Des températures “similaires” ont atteint entre 35°C et 40°C dans une grande partie de l’Europe, a déclaré Copernic.
“La transition rapide a probablement accru les impacts sur les populations, laissant peu de temps aux populations, ainsi qu’aux cultures et aux écosystèmes, pour s’acclimater à des températures beaucoup plus élevées”, a-t-il déclaré.
À l’échelle mondiale, la température moyenne de l’air à la surface a atteint 15,81°C, juste derrière mai 2024, selon Copernicus.
La température moyenne de la surface de la mer était également la deuxième plus élevée jamais enregistrée, derrière mai 2024, alors que les conditions évoluent vers le réchauffement climatique El Niño.

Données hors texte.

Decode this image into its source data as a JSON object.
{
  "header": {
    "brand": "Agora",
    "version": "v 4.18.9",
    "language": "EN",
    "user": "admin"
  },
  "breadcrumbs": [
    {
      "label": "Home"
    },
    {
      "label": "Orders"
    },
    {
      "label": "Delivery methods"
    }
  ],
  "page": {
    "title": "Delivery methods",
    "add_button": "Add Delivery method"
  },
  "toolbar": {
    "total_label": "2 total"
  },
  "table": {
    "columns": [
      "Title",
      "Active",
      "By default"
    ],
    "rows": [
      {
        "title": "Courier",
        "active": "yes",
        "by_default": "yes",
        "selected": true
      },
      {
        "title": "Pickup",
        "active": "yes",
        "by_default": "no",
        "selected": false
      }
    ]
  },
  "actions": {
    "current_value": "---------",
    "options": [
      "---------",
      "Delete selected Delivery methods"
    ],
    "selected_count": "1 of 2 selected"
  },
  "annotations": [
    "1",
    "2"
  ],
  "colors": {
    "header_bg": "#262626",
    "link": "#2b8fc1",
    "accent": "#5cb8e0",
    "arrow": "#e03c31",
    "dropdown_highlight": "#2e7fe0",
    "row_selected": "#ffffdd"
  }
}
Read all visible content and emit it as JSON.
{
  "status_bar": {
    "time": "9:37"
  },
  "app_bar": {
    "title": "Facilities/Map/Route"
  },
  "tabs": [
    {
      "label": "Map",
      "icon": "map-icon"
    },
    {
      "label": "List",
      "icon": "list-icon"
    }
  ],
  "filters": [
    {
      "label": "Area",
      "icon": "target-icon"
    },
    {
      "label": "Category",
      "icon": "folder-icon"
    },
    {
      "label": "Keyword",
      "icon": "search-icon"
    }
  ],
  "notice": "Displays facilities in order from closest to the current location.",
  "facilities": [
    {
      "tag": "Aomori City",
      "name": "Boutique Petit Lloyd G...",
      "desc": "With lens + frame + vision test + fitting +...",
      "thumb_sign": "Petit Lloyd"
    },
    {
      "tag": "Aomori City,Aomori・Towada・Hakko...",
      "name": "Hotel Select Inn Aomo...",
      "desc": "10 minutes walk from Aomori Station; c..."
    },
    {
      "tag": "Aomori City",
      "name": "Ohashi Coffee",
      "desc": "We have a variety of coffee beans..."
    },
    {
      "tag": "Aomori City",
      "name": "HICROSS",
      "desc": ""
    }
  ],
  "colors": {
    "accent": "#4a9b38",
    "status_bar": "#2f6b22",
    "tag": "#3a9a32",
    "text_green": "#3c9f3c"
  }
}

Les prévisions préviennent que le prochain El Niño pourrait être l’un des plus forts jamais enregistrés, augmentant les températures mondiales à des niveaux records en 2027.
Les températures sont restées à des « niveaux exceptionnellement élevés » dans une partie du Pacifique tropical, a déclaré Copernicus.
El Niño a 80 % de chances de se développer entre juin et août, augmentant ainsi le risque d’événements météorologiques extrêmes, a déclaré la semaine dernière l’Organisation météorologique mondiale.
Le dernier El Niño a contribué à ce que 2023 soit la deuxième année la plus chaude jamais enregistrée et que 2024 soit le record absolu.